High-throughput Screening: Artificial intelligence and machine learning
The other big advance in HTS is the ability to mine the large amounts of data generated using artificial intelligence. Cronk says the impact on HTS will be huge: “The ability to parallel process data through cloud computing will influence things more than developments in the way the data is acquired.”
“It’s [in] the last decade that [using machine learning to analyse HTS data] has taken off because of the confluence of the size of data, power of computing and then also the algorithms that have started to be developed,” says Dr Sean Ekins, CEO of Collaborations Pharmaceuticals, based in North Carolina. The company focuses on rare and neglected disease drug discovery using publicly available HTS datasets and machine learning models, to identify molecules of interest for further testing.
“The machine learning models are trying to pull out key descriptors or features [of active molecules from HTS data],” explains Ekins. “Once you have a model you can use it to screen a very large library of compounds that are virtual and see if it can find things that have those features that you have already pulled out.” Ekins has used his approach to identify lead molecules for tuberculosis therapies. He was able to virtually screen bioactivity and cytotoxicity information and produce hit rates exceeding typical HTS results.8 He has used a similar approach to identify molecules active against the Ebola virus and the parasite causing Chagas disease.

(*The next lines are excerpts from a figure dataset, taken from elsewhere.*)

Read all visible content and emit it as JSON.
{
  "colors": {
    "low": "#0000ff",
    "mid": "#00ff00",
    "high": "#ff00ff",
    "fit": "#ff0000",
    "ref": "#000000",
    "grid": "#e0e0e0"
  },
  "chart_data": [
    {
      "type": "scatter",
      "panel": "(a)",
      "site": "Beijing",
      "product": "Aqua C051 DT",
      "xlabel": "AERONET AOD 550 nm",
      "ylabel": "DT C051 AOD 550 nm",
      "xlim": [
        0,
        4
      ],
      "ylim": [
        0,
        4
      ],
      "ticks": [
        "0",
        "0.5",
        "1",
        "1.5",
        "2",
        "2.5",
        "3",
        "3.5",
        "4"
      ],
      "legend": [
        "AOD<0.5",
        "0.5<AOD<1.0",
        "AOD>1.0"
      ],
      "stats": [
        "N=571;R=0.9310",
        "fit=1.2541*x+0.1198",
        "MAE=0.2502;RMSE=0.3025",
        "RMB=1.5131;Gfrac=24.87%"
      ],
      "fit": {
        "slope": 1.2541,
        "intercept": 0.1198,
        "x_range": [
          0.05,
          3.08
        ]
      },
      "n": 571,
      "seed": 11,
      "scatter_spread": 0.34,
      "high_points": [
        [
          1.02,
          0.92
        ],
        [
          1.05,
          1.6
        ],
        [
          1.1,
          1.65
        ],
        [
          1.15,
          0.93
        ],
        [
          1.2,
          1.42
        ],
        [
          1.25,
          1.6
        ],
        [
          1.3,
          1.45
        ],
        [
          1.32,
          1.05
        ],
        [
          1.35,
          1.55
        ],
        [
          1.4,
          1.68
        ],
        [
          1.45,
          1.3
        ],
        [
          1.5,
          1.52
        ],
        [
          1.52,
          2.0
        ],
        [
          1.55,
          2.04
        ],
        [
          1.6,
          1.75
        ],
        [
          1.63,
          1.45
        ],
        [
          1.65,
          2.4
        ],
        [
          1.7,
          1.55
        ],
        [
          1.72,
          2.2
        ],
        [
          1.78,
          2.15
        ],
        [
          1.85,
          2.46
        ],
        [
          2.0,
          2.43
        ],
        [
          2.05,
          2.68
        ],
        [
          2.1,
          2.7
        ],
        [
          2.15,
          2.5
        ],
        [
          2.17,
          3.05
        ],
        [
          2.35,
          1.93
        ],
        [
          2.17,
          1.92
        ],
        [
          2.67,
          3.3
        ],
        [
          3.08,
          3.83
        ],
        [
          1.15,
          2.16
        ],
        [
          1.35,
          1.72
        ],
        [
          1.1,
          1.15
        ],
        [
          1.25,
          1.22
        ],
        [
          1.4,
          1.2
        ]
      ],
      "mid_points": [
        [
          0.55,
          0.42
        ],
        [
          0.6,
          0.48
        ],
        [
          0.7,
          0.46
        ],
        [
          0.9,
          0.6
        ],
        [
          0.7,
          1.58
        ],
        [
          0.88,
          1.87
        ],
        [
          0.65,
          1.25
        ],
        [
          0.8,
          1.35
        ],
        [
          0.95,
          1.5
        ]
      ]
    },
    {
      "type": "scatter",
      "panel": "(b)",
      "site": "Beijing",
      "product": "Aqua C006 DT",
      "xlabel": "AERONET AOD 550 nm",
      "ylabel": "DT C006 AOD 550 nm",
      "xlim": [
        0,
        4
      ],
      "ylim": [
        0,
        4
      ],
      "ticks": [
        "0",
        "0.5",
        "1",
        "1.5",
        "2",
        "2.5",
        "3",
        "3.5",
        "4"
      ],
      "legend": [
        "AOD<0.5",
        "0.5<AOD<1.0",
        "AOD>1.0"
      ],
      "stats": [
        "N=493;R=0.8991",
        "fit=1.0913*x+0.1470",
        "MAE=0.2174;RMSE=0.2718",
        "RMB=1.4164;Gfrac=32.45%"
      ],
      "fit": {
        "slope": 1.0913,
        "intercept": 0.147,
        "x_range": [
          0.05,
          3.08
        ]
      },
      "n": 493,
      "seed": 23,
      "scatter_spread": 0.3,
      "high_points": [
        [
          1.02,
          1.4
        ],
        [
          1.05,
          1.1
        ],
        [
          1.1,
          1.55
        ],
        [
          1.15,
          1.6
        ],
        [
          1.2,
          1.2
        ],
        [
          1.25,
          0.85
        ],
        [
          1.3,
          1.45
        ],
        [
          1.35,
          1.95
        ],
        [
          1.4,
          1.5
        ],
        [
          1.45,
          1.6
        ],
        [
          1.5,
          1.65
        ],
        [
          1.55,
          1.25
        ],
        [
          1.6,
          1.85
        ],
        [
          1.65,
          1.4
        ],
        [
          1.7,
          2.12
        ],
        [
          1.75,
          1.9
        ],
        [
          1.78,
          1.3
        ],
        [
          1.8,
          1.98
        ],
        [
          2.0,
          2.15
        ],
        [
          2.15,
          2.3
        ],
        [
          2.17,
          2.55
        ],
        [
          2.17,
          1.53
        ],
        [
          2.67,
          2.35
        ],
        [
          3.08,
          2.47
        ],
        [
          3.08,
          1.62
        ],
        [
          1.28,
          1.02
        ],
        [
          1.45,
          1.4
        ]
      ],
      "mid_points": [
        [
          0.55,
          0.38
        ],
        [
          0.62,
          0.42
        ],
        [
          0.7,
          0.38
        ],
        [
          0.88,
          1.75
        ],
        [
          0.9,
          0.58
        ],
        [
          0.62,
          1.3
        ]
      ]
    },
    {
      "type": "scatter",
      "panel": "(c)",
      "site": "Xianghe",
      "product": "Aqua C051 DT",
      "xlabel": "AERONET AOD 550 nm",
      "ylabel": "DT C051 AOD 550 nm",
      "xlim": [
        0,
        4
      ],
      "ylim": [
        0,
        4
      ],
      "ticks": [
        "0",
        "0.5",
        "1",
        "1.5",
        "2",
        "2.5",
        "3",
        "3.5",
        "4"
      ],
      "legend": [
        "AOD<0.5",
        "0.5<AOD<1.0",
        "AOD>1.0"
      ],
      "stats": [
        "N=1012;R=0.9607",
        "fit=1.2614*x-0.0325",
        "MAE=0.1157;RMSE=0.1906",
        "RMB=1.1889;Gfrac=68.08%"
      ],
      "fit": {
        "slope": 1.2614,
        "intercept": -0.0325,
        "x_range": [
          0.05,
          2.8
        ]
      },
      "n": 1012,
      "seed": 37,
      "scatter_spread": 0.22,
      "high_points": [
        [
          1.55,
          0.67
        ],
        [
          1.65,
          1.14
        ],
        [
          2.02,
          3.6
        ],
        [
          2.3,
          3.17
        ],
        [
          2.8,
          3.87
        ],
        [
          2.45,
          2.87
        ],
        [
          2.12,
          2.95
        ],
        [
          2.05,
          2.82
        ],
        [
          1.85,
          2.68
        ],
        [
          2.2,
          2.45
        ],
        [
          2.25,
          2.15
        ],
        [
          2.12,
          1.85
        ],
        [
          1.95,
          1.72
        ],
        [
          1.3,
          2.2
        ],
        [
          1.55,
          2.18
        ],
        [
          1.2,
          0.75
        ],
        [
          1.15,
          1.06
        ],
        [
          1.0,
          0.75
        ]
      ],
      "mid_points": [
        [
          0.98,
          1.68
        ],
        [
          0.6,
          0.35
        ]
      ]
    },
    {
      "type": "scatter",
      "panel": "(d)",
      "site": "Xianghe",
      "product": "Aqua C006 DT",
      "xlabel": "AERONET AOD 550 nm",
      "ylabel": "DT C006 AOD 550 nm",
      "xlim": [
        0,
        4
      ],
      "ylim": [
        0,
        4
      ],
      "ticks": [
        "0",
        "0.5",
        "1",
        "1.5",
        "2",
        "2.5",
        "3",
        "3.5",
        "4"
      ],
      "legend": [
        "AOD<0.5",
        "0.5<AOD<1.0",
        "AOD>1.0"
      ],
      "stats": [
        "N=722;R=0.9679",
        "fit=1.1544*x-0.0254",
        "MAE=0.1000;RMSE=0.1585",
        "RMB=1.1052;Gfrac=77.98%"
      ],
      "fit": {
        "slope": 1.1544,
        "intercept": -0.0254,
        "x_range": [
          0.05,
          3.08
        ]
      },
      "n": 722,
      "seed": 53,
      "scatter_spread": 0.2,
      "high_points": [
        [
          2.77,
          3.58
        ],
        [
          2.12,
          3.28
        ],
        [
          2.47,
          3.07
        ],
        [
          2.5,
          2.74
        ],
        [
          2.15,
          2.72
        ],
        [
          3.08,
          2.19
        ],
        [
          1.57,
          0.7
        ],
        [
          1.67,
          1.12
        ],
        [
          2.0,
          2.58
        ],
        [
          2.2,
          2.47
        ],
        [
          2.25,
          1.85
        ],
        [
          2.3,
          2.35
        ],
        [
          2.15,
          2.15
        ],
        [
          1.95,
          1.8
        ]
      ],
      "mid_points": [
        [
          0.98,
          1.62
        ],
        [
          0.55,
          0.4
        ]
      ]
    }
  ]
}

The evolution of high-throughput screening
Ekins suggests the need for conventional high-throughput screens may actually decline with new developments in machine learning and the increasing amount of data already available. But screening may start to focus on new areas he muses: “What we might be thinking about in the future is very large numbers of combinations, three or four or more compounds.”
“When high-throughput screening first started out, there was this expectation that it was going to essentially produce drug leads de novo from the screen,” says Janzen, “…but people have realized now that it’s [just] one tool for the discovery of novel chemical templates, and by no means the only one.” Although it’s clear that discovering drugs needs a whole raft of tools, often used in parallel, today says Cronk: “The perception of the HTS department has certainly changed and there is a greater recognition of the skills that reside within those teams.”